演者 中川 義仁(藤田保健衛生大・消化管内科)
共同演者 赤尾 幸博(岐阜大大学院連合創薬医療情報研究科・創薬科学), 釜谷 明美(藤田保健衛生大・消化管内科), 丸山 尚子(藤田保健衛生大・消化管内科), 長坂 光夫(藤田保健衛生大・消化管内科), 鎌野 俊彰(藤田保健衛生大・消化管内科), 小村 成臣(藤田保健衛生大・消化管内科), 生野 浩和(藤田保健衛生大・消化管内科), 大森 崇史(藤田保健衛生大・消化管内科), 城代 康貴(藤田保健衛生大・消化管内科), 市川 裕一朗(藤田保健衛生大・消化管内科), 米村 穣(藤田保健衛生大・消化管内科), 大久保 正明(藤田保健衛生大・消化管内科), 田原 智満(藤田保健衛生大・消化管内科), 石塚 隆充(藤田保健衛生大・消化管内科), 柴田 知行(藤田保健衛生大・消化管内科), 中井 遥(藤田保健衛生大・消化管内科), 河村 知彦(藤田保健衛生大・消化管内科), 平田 一郎(藤田保健衛生大・消化管内科)

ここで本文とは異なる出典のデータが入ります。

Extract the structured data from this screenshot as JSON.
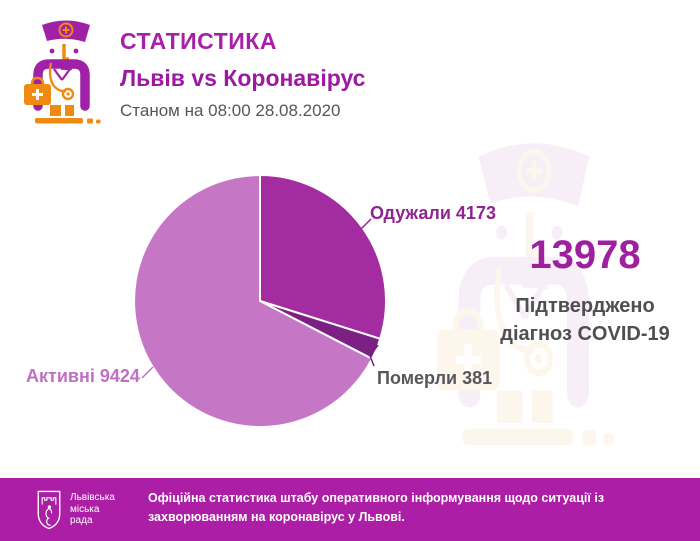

抄録 【目的】microRNA (miRNA)は22-25ヌクレオチドの小さな機能性RNAで,標的となるmRNAと結合して翻訳調節をすることから,その破綻は疾患と深く関連する.我々はこれまでに家族性大腸腺腫症(FAP)においてmiR-143, -145が共に高率に発現低下することを見出し報告してきた.今回我々は,colitic cancerにおけるmiR-143, -145の発現とmiR-21の発現について臨床検体を用いて解析し,FAPと比較検討したので報告する.【方法】colitic cancer 6症例10腫瘍検体とFAP 6症例21腫瘍検体を用いてmiR-143, -145, -21の発現を調べ比較検討した.【成績】miR-143, -145はcolitic cancer 7例(70.0%),FAP 18例(85.7%)で発現が低下し,miR-21はcolitic cancer 8例(80.0%),FAP 6例 (28.6%)で発現が増加していた.miR-21の発現増加は有意差をもってcolitic cancer で多かった.miR-143, -145の発現には有意差が見られなかった.【結論】colitic cancerもFAPもmiR-143, -145は高頻度に低発現を示し,miR-21はcolitic cancerにおいてのみ高頻度に発現が増加していた.miR-143, -145の発現低下は,大腸の腫瘍化に関与することが示唆された.一方,colitic cancerにおいてはmiR-21の発現増加が重要な役割を果たしていることが示唆された.以上の結果はcolitic cancerのスクリーニングに有効なmiRNAの存在を示唆するものである.